The fat lady definitely hasn’t sung on the chore wars yet. Families with two working parents have made significant strides in leveling out the amount of work each does around the home, but, a new study suggests, not as much as some of them think they have.
The survey, conducted by Pew, looked at 1,807 U.S. parents with children younger than 18, and found that while very few dads in working parent couples believe that they do more around the home than their wives do, many of them believe that they do just as much. Moms disagree. And this discrepancy in perception extends to who does the childcare, who takes the sick days off, who organizes the kids’ lives and who does the housework.

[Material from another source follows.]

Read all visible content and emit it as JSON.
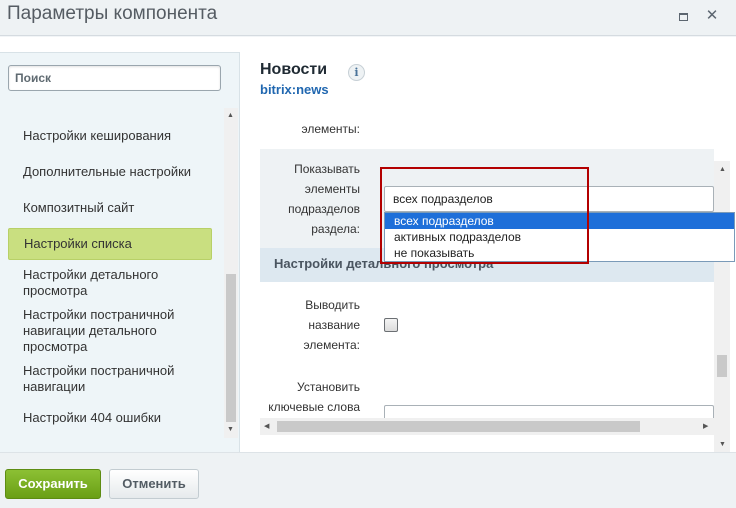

For example, about half of mothers who are in the labor force say they shoulder most of the domestic duties as well. Not so fast, say most of the dads. About 56% of them think the household chores are actually shared about equally, and 12% of them say it is really they who do more. The other third agree that most of the work falls on the moms. (Very few moms, just 4%, say their partners are doing the most.)
The differences in perception are even starker in those areas of domesticity that require the scheduling, organizing and generally managing children. Almost two thirds of moms believe they do the heavy-lifting here. But almost half of dads think the division of labor is about equal. They can’t both be right.
According to the survey, almost half (47%) of U.S. families have two working parents now, up from less than a third (31%) in 1970. But while there were mechanisms, laws and human resources departments to encourage workplaces to adapt to the influx of women, there were fewer enterprises that encouraged homes to adapt to the exodus of full-time mothers.
The home front is beginning to catch up with the workplace, but many working parents are still feeling their way. This is complicated by the fact that raising children has become a much more demanding and complex activity in the modern era, particularly administratively. Fathers may reckon that they do much more than their dads did, so the domestic duties are all balanced out. But because childcare is so much more work than it used to be, it’s possible that moms are still pulling a heavier load.
It’s also possible that mothers believe that fathers do less because dads do it differently, as Anne Marie Slaughter pointed out recently. Yet other studies seem to suggest that no, in fact, moms are right. They do more.
But if household responsibilities are seen in a purely capitalistic way, dads are generally contributing in another way: by bringing in more money. According to Pew, more than half of dads in working couples earn higher salaries than moms. About a quarter of moms earn more and about a quarter of the couples earn the same amount.